Cumhurbaşkanı Tatar’ın enterkonnetke elektrik ve ekonomi konusundaki açıklamalarını da eleştiren Derya, çok ciddi ekonomik sıkıntı yaşandığını anlattı.
Derya, yine Tatar’ın açıklamaları hakkında “Kimse bu ülkeyi yurt bilen, toprak bilen insanları ayrıştıramaz” dedi.

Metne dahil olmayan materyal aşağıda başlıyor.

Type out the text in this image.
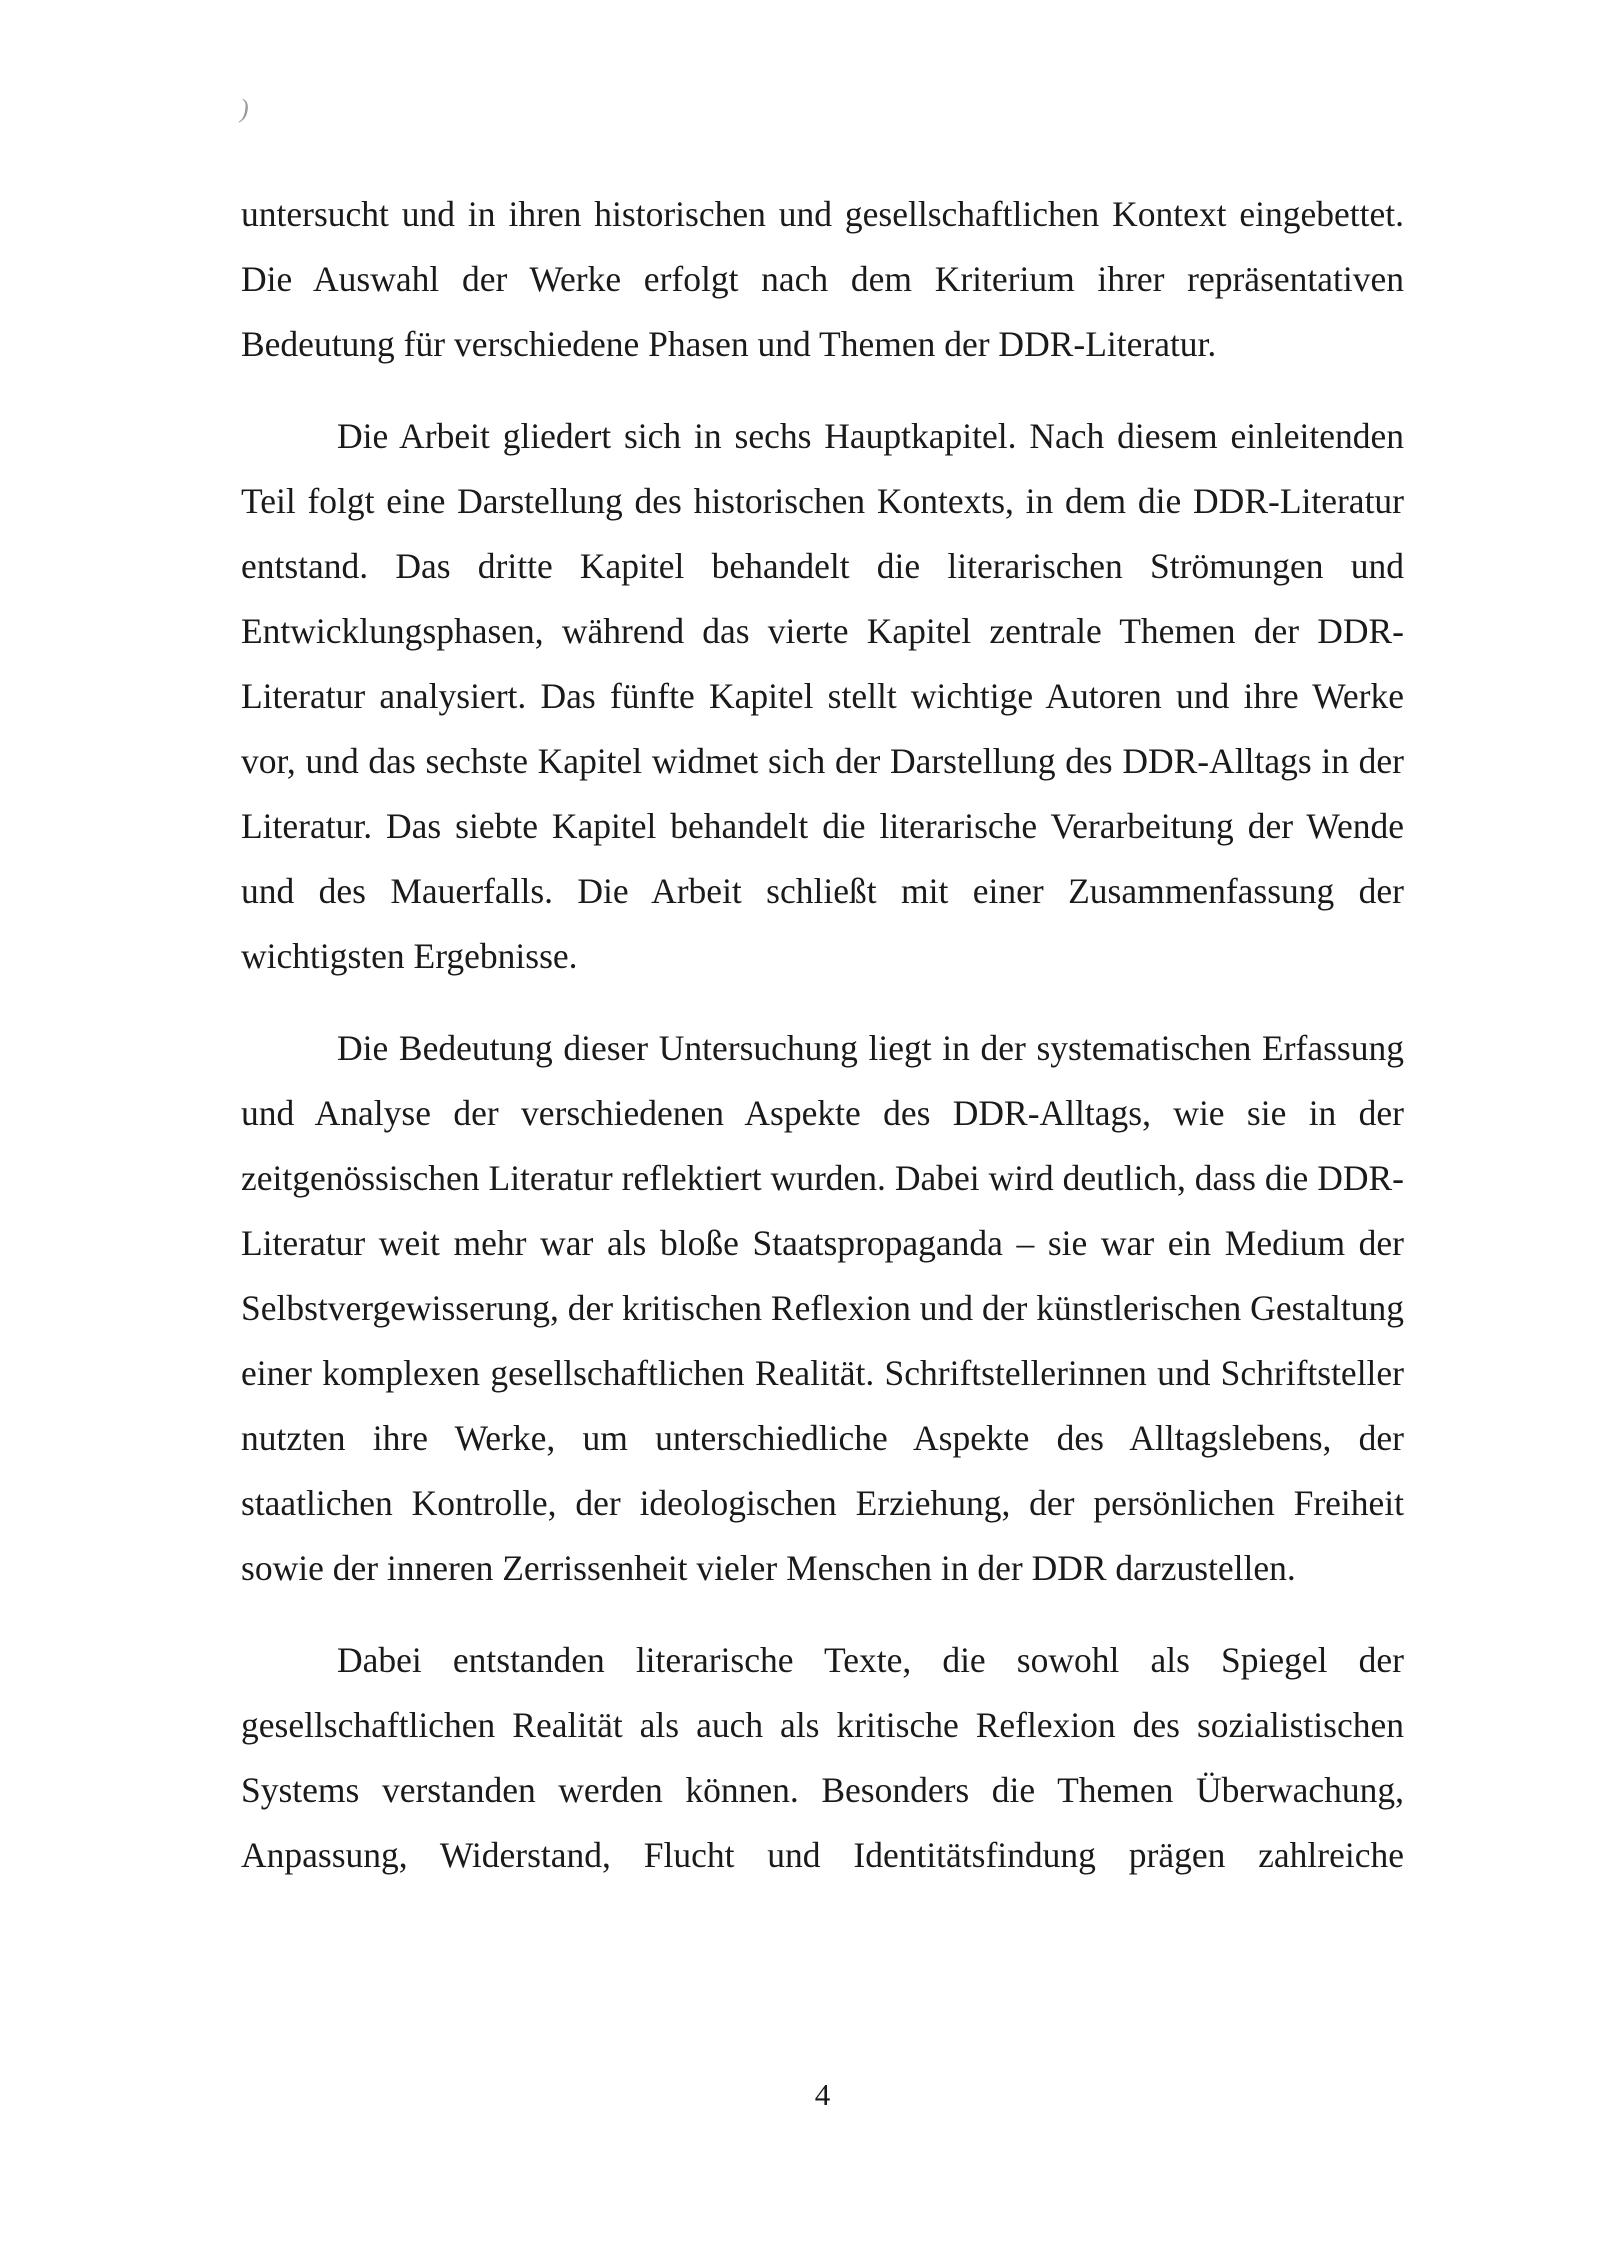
)

untersucht und in ihren historischen und gesellschaftlichen Kontext eingebettet. Die Auswahl der Werke erfolgt nach dem Kriterium ihrer repräsentativen Bedeutung für verschiedene Phasen und Themen der DDR-Literatur.

Die Arbeit gliedert sich in sechs Hauptkapitel. Nach diesem einleitenden Teil folgt eine Darstellung des historischen Kontexts, in dem die DDR-Literatur entstand. Das dritte Kapitel behandelt die literarischen Strömungen und Entwicklungsphasen, während das vierte Kapitel zentrale Themen der DDR-Literatur analysiert. Das fünfte Kapitel stellt wichtige Autoren und ihre Werke vor, und das sechste Kapitel widmet sich der Darstellung des DDR-Alltags in der Literatur. Das siebte Kapitel behandelt die literarische Verarbeitung der Wende und des Mauerfalls. Die Arbeit schließt mit einer Zusammenfassung der wichtigsten Ergebnisse.

Die Bedeutung dieser Untersuchung liegt in der systematischen Erfassung und Analyse der verschiedenen Aspekte des DDR-Alltags, wie sie in der zeitgenössischen Literatur reflektiert wurden. Dabei wird deutlich, dass die DDR-Literatur weit mehr war als bloße Staatspropaganda – sie war ein Medium der Selbstvergewisserung, der kritischen Reflexion und der künstlerischen Gestaltung einer komplexen gesellschaftlichen Realität. Schriftstellerinnen und Schriftsteller nutzten ihre Werke, um unterschiedliche Aspekte des Alltagslebens, der staatlichen Kontrolle, der ideologischen Erziehung, der persönlichen Freiheit sowie der inneren Zerrissenheit vieler Menschen in der DDR darzustellen.

Dabei entstanden literarische Texte, die sowohl als Spiegel der gesellschaftlichen Realität als auch als kritische Reflexion des sozialistischen Systems verstanden werden können. Besonders die Themen Überwachung, Anpassung, Widerstand, Flucht und Identitätsfindung prägen zahlreiche

4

Doğuş Derya, bugün, “Taşınmaz Mal Komisyonu’na daha fazla kaynak ayrılmalı” dendiğini ancak bundan 16 sene önce bu kişilerce, konuyla ilgili hamaset yapıldığını söyledi.
Derya bugün, kendi ayakları üzerinde duracak ekonomi kuracağız dendiğini, öte yandan geçmişte mevcut sanayi tesislerinin ortadan kaldırıldığını kaydetti
İngiltere’de yaşayan Kıbrıslı Türklerin adaya dönmesi gerektiği söylenirken ülkede hem genç işsizlik oranının çok yüksek olduğunu hem de ciddi şekilde ekonomik kriz yaşandığını kaydeden Derya, insanların son zamanlarda hızla yurt dışına göç etmeye başladığını belirtti.
Şu anda, Türkiye’den gelecek kaynak gelmediği için askerin ödenmesi için borç alındığını söyleyen Derya, Cumhurbaşkanı Ersin Tatar’ın bunu bile Türkiye Cumhuriyeti yetkilileriyle konuşamadığını öne sürdü.
Derya, Cumhurbaşkanı Ersin Tatar’ı herkesin cumhurbaşkanı olmaya, toplumsal ayrışma yaratmamaya çağırdı.